Qui si ambienta la prima novella della VII giornata (vai al testo integrale della novella), giornata dedicata alle donne che per essersi innamorate di altri uomini ingannano e beffano il marito.
Protagonista è Monna Tessa, sposata a Gianni Lotteringhi, uno stamaiuolo, … uomo più avventurato nella sua arte che savio in altre cose … . Un ricco artigiano dunque che lavorava raffinati tessuti di lana nella sua bottega situata nella contrada San Brancazio, si innamora di Federico Neri Pelagatti e attraverso la sua domestica gli fa pervenire un messaggio in cui lo invita alla sua villa di Camerata dove stava trascorrendo la villeggiatura da sola mentre il marito era rimasto a Firenze e saltuariamente si recava a trovarla.
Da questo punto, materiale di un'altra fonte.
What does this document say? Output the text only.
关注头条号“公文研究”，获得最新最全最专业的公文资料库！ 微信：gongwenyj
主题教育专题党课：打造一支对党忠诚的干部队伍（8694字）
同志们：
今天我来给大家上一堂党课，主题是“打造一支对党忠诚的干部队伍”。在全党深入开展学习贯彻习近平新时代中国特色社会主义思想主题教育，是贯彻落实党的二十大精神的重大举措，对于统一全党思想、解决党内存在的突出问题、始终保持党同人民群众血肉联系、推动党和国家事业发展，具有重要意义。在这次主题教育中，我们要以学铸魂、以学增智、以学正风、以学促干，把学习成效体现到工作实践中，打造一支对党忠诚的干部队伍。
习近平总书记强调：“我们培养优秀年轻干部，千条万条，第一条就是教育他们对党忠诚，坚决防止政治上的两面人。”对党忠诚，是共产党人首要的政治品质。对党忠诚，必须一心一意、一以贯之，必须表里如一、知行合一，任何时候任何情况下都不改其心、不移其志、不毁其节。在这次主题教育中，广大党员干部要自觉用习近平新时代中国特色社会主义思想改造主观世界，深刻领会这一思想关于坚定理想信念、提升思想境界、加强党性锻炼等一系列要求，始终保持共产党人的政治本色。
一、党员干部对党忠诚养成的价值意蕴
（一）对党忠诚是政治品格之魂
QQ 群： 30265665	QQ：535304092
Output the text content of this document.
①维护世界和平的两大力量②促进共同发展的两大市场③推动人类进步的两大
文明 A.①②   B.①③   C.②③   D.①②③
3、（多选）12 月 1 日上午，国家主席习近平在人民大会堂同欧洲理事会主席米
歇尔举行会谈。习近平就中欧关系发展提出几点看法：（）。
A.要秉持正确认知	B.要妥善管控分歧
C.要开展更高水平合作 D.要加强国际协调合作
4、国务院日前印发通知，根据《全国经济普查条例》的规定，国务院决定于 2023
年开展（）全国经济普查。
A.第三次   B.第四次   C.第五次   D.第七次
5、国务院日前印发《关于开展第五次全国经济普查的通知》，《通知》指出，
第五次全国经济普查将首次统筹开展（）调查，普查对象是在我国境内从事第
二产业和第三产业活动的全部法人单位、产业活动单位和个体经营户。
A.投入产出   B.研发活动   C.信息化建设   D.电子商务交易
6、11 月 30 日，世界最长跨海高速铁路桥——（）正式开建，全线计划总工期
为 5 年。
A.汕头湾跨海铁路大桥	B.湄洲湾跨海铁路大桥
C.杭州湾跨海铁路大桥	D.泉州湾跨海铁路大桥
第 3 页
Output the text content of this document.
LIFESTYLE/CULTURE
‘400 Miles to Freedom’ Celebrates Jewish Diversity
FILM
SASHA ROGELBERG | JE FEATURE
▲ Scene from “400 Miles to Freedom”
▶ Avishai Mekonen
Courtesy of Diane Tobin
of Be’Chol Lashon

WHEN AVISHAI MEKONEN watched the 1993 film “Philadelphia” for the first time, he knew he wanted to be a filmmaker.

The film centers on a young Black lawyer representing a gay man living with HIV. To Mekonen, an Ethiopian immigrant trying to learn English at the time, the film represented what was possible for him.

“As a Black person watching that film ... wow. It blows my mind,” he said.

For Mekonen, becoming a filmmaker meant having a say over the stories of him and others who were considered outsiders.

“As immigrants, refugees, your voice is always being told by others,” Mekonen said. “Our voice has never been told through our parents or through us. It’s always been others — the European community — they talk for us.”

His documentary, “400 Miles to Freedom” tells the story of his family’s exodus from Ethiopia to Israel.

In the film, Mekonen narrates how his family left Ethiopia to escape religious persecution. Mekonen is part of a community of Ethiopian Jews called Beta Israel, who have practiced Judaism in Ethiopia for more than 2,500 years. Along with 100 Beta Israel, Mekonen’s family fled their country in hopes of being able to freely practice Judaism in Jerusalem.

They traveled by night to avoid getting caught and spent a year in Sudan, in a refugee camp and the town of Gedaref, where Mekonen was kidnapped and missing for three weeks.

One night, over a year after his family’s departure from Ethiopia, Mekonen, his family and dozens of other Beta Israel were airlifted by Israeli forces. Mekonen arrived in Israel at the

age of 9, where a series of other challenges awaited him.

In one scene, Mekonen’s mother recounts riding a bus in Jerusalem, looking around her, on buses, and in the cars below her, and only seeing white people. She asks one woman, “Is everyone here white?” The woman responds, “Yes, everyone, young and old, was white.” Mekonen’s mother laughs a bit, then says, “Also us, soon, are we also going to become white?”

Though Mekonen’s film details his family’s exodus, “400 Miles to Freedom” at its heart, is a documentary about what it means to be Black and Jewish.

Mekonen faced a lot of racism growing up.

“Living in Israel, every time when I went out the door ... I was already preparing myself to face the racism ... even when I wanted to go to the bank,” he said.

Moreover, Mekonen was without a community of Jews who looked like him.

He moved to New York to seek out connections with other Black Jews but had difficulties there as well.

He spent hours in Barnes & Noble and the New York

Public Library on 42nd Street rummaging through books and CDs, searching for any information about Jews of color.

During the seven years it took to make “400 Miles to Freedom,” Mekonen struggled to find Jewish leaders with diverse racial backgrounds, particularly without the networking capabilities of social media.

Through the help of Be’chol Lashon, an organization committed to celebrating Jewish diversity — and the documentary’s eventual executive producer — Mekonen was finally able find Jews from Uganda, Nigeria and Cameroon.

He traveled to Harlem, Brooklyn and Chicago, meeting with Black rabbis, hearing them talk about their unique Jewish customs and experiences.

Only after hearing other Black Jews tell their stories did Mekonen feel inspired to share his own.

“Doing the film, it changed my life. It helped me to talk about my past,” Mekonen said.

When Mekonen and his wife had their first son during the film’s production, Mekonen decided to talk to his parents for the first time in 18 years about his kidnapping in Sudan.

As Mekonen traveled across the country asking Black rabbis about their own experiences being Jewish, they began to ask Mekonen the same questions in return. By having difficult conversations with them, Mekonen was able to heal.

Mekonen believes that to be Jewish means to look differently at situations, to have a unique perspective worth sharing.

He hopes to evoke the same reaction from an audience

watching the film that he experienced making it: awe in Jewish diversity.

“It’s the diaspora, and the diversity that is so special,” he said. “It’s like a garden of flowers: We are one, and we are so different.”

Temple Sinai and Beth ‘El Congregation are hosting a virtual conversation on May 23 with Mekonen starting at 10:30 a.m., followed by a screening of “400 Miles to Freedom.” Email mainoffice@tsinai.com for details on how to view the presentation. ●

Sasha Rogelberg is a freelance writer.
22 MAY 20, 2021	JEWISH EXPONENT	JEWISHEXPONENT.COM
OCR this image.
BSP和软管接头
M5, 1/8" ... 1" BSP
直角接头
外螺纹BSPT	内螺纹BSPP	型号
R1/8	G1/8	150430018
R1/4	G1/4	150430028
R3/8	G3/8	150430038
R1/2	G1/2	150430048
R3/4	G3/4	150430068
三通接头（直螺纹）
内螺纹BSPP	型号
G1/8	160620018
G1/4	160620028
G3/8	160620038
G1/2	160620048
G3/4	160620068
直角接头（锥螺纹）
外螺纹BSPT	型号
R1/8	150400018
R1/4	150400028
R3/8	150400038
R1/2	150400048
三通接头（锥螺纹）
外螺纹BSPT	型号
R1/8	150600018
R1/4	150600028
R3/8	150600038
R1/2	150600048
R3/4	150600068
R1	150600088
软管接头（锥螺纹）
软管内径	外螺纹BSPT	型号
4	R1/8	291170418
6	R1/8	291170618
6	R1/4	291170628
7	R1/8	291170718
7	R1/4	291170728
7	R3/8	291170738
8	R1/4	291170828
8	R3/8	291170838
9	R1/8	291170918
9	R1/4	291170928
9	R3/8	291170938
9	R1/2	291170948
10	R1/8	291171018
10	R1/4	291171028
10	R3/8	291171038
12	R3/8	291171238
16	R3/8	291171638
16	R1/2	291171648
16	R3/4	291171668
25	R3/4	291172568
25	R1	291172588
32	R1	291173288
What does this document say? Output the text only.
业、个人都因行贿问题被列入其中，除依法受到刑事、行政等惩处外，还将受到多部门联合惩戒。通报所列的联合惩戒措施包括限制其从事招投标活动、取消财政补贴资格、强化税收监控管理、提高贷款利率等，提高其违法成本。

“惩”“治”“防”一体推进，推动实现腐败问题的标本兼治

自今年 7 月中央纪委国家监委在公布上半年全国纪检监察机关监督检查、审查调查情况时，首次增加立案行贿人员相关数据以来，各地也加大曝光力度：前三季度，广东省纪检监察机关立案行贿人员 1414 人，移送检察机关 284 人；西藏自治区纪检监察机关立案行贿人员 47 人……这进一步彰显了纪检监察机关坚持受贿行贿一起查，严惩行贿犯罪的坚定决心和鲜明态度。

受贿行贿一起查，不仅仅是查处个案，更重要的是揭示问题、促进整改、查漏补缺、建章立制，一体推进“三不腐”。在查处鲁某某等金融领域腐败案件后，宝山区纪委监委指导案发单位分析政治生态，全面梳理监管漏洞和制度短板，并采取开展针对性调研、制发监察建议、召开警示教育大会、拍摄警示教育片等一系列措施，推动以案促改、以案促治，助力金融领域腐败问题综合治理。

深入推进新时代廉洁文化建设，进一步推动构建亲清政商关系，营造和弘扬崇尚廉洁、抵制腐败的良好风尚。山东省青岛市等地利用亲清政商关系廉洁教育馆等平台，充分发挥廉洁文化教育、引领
Federigo, che ciò senza modo disiderava, preso tempo, un dì che imposto gli fu, in su ‘l vespro se n’andò lassù, e non venendovi la sera Gianni, a grande agio e con molto piacere cenò e albergò con la donna … Ma, non intendendo essa che questa fosse così l’ultima volta come stata era la prima, né Federigo altressì, acciò che ogni volta non convenisse che la fante avesse ad andar per lui, ordinarono insieme a questo modo: che egli ognindì, quando andasse o tornasse da un suo luogo che alquanto più su era, tenesse mente in una vigna la quale allato alla casa di lei era, ed egli vedrebbe un teschio d’asino in su un palo di quelli della vigna, il quale quando col muso volto vedesse verso Firenze, sicuramente e senza alcun fallo la sera di notte se ne venisse a lei, e se non trovasse l’uscio aperto, pianamente picchiasse tre volte, ed ella gli aprirebbe; e quando vedesse il muso del teschio volto verso Fiesole, non vi venisse, per ciò che Gianni vi sarebbe. E in questa maniera faccendo, molte volte insieme si ritrovarono.
Tutto andò bene per un certo tempo finché una sera in cui Federico doveva incontrarsi con Tessa il marito arrivò inaspettato alla villa senza che la moglie avesse avvertito l’amante di non venire. Monna Tessa assai contrariata per l’imprevisto ordinò di portare la ricca cena che aveva preparato in un giardinetto attiguo all’abitazione di servire al marito una misera porzione di carne salata e lessata.
Poco dopo Federico, ignaro del contrattempo, arrivò e iniziò a bussare alle porta; davanti allo stupore del marito che non sapeva spiegarsi chi potesse essere colui che si presentava alla porta a un’ora così avanzata della notte Monna Tessa gli spiegò che si trattava di un fantasma che si era presentato altre volte e che lei sapeva bene come scacciare perché glielo aveva insegnato una santa donna alla quale aveva raccontato il fatto. Recatasi vicino alla porta la donna disse al marito:
– Ora sputerai, quando io il ti dirò. – Disse Gianni: – Bene. – E la donna cominciò l’orazione, e disse: – Fantasima, fantasima che di notte vai, a coda ritta ci venisti, a coda ritta te n’andrai; va nell’orto a piè del pesco grosso, troverai unto bisunto e cento cacherelli della gallina mia; pon bocca al fiasco e vatti via, e non far male né a me né a Gianni mio; – e così detto, disse al marito:
– Sputa, Gianni; – e Gianni sputò. E Federigo, che di fuori era e questo udiva, già di gelosia uscito, con tutta la malinconia, aveva si gran voglia di ridere che scoppiava; e pianamente, quando Gianni sputava, diceva: – I denti. – La donna, poi che in questa guisa ebbe tre volte la fantasima incantata, al letto se ne tornò col marito. Federigo, che con lei di cenar s’aspettava, non avendo cenato e avendo bene le parole della orazione intese, se n’andò nell’orto e a piè del pesco grosso trovati i due capponi e ‘l vino e l’uova, a casa se ne gli portò e cenò a grande agio. E poi dell’altre volte, ritrovandosi con la donna, molto di questa incantazione rise con essolei.